Le monde découvre ce visage rond de 15 ans encadré de nattes en décembre 2018, à la tribune du sommet climatique annuel de l’ONU (COP) tenu à Katowice en Pologne. Sa dénonciation est cinglante : « Notre biosphère est sacrifiée pour que les riches des pays comme le mien puissent vivre dans le luxe. Ce sont les souffrances du plus grand nombre qui paient pour le luxe du plus petit nombre. Et si les solutions au sein du système sont impossibles à trouver, nous devrions peut-être changer le système lui-même. » Son interpellation en évoque une autre, celle que Severn Cullis-Suzuki lançait « au nom de toutes les générations à venir » au Sommet de la terre de Rio en juin 1992. L’interpellation poignante de la militante canadienne, alors à peine plus jeune que Greta Thunberg, n’a pourtant survécu que comme une enluminure historique. La postérité de la militante suédoise est d’ores et déjà sans commune mesure. Autre époque : depuis la décennie 1990, les feux du libéralisme économique, poussés à fond, ont provoqué un emballement sans précédent de la crise climatique. Autre personnalité également.

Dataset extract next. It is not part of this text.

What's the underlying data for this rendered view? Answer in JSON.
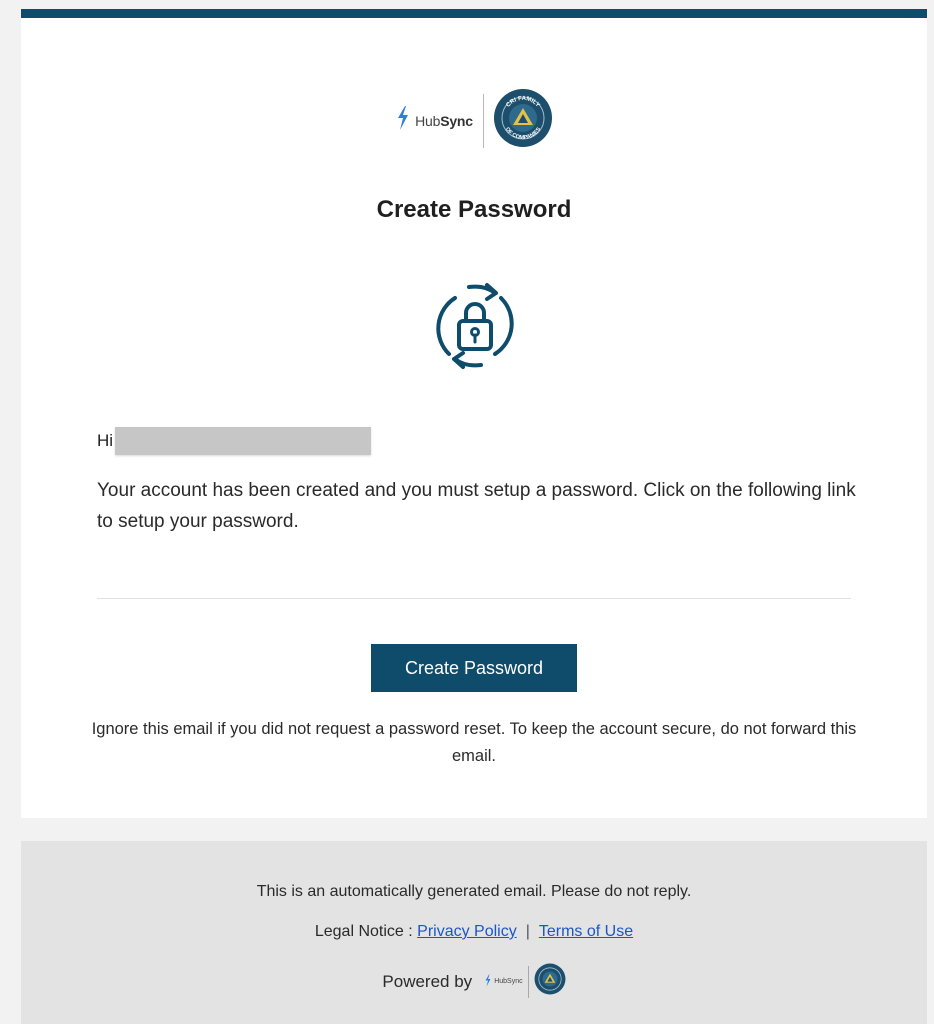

La carrière de personne publique de Greta Thunberg commence fin août 2018. La Suède vient de vivre l’été le plus chaud de son histoire contemporaine. L’adolescente, végane et décroissante, décide alors de sécher la classe les vendredis pour aller s’asseoir, seule, devant le Parlement national avec sa pancarte « Skolstrejk för klimatet » : grève de l’école pour le climat. Car à quoi bon étudier pour préparer son avenir s’il est autant compromis par le dérèglement climatique ? Treize mois plus tard, plus de 4 millions de jeunes ont défilé dans 160 pays, ralliés au mouvement « Fridays for future » (Des vendredis pour le futur) qu’elle a lancé au sommet de Katowice. Greta Thunberg a depuis entamé une véritable croisade climatique, « parce que les gouvernements ne font pas leurs devoirs à la maison ». D’abord en Europe, pendant ses vacances. Elle refuse de prendre l’avion, circulant de longues heures en train. Reçue un peu partout, elle prend la parole devant des parlementaires britanniques, français et de l’Union européenne, rencontre des chefs d’État, dont Emmanuel Macron, interpelle le gratin du monde économique planétaire lors du traditionnel forum de Davos en Suisse. Insensibles aux congratulations convenues, elle déclare, dans un anglais parfait : « Je ne veux pas de vos discours “pleins d’espoir”, je veux que vous paniquiez. Je veux que vous viviez la peur que je ressens tous les jours. Je veux que vous agissiez comme si la maison était en feu – et c’est le cas. »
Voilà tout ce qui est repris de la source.